In what could be the biggest blow yet for her campaign, the leader of the America's largest federation of unions (counting 12 million active and retired "everyday Americans") has chosen not to endorse Hillary Clinton over Bernie Sanders.
Clinton has racked up endorsements from 18 unions, according to The Hill, including the Service Employees International Union and the National Education Association, while Sanders has garnered just three union endorsements.
Many of these unions have expressed support for the labor policies touted by Sanders, but believe Clinton is more electable.

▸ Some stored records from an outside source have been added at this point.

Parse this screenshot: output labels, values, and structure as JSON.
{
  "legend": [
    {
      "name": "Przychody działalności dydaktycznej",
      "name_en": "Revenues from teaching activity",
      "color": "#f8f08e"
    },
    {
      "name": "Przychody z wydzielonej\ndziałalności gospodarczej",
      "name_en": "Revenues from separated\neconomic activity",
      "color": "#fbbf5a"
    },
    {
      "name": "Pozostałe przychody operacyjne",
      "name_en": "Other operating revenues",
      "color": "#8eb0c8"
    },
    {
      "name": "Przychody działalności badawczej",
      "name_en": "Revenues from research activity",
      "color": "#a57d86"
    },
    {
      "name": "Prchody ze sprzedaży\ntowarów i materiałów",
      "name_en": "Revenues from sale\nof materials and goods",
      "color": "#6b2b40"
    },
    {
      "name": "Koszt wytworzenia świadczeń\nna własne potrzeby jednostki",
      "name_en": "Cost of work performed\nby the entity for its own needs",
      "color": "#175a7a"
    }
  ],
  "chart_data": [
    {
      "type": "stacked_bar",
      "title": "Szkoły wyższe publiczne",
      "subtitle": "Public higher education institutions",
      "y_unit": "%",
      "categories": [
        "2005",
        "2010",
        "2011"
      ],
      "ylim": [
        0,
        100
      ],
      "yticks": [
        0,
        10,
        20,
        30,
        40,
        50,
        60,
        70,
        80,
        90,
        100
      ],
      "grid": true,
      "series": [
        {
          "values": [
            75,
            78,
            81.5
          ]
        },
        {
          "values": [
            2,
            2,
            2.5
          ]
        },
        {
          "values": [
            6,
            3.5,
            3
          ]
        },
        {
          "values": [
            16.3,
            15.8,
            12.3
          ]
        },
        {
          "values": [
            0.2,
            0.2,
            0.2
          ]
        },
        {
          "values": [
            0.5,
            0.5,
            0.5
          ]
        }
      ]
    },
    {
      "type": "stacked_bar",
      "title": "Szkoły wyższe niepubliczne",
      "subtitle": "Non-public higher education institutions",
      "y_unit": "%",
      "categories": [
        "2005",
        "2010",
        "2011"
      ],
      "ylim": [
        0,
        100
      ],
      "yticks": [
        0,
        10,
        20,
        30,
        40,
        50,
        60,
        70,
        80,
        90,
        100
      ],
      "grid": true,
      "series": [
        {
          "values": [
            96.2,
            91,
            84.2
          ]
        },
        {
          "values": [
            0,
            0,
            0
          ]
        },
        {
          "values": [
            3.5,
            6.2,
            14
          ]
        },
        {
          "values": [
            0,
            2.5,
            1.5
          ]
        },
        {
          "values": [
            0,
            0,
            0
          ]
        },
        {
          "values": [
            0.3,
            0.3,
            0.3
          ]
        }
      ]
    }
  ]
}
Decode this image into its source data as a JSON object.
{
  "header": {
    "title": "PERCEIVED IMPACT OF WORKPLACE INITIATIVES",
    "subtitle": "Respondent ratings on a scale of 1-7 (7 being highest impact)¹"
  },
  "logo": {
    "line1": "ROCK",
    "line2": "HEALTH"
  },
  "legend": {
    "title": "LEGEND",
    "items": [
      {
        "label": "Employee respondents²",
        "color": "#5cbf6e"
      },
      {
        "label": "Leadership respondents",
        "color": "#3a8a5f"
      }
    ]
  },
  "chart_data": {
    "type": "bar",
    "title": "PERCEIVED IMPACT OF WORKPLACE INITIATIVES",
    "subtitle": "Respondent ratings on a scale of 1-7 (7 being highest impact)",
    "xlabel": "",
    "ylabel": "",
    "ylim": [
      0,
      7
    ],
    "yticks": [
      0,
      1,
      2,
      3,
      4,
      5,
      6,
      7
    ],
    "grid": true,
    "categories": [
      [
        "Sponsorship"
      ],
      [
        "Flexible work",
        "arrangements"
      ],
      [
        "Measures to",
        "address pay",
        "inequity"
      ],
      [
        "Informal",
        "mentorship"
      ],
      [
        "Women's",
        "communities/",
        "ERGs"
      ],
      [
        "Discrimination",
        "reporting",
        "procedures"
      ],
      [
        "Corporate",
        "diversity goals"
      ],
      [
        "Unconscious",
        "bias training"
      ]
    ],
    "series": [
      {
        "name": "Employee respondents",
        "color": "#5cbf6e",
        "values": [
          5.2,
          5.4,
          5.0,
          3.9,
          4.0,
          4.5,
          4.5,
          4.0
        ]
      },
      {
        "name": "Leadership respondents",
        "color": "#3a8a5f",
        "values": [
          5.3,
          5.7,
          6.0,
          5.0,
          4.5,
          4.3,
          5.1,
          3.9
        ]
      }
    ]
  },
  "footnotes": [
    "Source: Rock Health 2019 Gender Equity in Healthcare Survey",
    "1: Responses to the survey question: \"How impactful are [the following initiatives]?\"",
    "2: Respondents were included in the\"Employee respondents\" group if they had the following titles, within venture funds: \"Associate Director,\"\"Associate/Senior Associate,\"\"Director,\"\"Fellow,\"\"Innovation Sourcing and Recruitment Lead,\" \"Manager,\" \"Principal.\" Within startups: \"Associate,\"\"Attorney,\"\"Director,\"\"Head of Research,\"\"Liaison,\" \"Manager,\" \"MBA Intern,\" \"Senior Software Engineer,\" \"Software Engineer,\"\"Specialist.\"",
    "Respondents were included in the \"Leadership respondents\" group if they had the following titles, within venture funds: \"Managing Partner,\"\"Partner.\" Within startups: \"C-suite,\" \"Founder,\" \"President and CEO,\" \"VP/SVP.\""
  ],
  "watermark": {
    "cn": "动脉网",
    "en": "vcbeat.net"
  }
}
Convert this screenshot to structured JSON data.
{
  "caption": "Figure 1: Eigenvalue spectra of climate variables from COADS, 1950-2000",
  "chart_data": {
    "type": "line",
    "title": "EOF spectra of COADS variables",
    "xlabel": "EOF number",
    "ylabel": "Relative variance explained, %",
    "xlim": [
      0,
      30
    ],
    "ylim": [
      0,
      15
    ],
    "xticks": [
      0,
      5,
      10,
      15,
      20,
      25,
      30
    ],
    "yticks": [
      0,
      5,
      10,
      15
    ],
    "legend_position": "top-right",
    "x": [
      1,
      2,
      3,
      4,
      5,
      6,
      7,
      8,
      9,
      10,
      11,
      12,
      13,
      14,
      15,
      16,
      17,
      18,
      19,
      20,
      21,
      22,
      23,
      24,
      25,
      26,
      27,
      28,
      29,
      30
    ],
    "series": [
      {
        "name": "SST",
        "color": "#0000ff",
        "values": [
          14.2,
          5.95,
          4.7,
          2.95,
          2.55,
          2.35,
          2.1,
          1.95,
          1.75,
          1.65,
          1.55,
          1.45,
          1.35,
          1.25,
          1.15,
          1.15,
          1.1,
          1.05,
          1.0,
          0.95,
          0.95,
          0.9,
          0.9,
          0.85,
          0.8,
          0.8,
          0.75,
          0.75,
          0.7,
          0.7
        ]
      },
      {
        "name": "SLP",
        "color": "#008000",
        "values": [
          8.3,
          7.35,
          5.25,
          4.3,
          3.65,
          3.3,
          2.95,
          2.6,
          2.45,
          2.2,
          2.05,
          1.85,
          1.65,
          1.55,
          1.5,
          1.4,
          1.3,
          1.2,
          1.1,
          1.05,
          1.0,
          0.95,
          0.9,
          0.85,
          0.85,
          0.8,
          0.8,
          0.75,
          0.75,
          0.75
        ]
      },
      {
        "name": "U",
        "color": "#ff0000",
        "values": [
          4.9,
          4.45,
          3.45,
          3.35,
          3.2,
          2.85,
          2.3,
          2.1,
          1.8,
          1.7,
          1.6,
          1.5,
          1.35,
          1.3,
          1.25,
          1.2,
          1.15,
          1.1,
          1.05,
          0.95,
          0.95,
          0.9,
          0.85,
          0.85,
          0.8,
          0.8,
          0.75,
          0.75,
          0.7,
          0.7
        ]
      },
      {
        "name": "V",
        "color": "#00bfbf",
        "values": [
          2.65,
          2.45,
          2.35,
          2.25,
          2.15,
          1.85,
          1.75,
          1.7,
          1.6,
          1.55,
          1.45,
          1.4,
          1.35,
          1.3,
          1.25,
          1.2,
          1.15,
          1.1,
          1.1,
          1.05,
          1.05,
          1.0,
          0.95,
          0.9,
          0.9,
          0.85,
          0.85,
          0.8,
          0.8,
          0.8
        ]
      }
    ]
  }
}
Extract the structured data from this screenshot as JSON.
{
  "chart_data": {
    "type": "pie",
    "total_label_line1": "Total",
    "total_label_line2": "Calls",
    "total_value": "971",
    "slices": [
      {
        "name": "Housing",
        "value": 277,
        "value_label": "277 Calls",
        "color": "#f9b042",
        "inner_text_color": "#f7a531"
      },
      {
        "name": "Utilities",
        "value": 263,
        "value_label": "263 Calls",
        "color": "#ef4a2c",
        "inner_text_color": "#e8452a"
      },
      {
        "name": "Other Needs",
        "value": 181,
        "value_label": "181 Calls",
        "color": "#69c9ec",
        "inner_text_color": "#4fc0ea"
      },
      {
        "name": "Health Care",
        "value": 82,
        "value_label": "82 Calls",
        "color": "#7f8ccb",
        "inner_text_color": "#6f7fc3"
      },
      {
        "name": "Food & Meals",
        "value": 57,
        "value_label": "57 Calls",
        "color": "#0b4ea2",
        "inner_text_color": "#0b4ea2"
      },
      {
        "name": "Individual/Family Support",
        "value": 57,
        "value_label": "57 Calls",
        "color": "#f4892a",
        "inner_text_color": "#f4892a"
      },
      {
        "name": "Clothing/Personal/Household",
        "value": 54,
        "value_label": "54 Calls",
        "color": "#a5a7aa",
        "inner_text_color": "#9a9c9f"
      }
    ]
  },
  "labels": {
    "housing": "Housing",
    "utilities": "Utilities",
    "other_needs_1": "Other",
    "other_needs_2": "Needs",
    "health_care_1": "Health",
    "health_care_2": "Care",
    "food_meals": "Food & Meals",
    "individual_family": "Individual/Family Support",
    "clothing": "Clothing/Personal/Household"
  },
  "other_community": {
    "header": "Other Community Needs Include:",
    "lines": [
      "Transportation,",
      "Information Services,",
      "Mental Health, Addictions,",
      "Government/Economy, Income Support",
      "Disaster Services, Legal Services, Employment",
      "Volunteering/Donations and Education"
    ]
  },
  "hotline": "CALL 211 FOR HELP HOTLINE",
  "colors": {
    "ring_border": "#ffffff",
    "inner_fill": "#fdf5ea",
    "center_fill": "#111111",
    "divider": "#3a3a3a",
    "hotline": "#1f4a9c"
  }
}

But, in a relative win for the Sanders' campaign, according to Huffington Post, the American Federation of Labor and Congress of Industrial Organizations (AFL–CIO) - the largest federation of unions in the United States, made up of fifty-six national and international unions, together representing more than 12 million active and retired workers - will not be endorsing Hillary...
Richard Trumka - the president of the AFL-CIO - told members of the executive council that the body won't be holding a vote on whether to endorse Democratic presidential candidates Hillary Clinton or Bernie Sanders at its annual winter meeting in San Diego.
"Following recent discussion at the AFL-CIO’s Executive Committee meeting and subsequent conversations with many of you, I have concluded that there is broad consensus for the AFL-CIO to remain neutral in the presidential primaries for the time being and refrain from endorsing any candidate at this moment," Trumka said.
The decision is a coup for Sanders' backers within organized labor. Clinton has managed to lock down endorsements from unions representing a majority of unionized workers in this country. But the AFL-CIO endorsement is the most potent of all, and it won't be going to Clinton -- at least, not yet.
Under AFL-CIO procedures, an endorsement by the executive council needs to be ratified by leaders of the federation's member unions. It's likely that Clinton doesn't yet have the required votes for an endorsement to be ratified.
In his email to members, Trumka said the council would "continue its ongoing discussion" about the 2016 campaign, and thus we suspect this is merely a stalling tactic as quid-pro-quo negotiations are undertaken. Although, given the trend in her numbers...
"We're extremely happy" about the decision, said RoseAnn DeMoro, executive director of National Nurses United, a union that has broken away from many other labor groups and endorsed Sanders.
Anything is possible in this election season.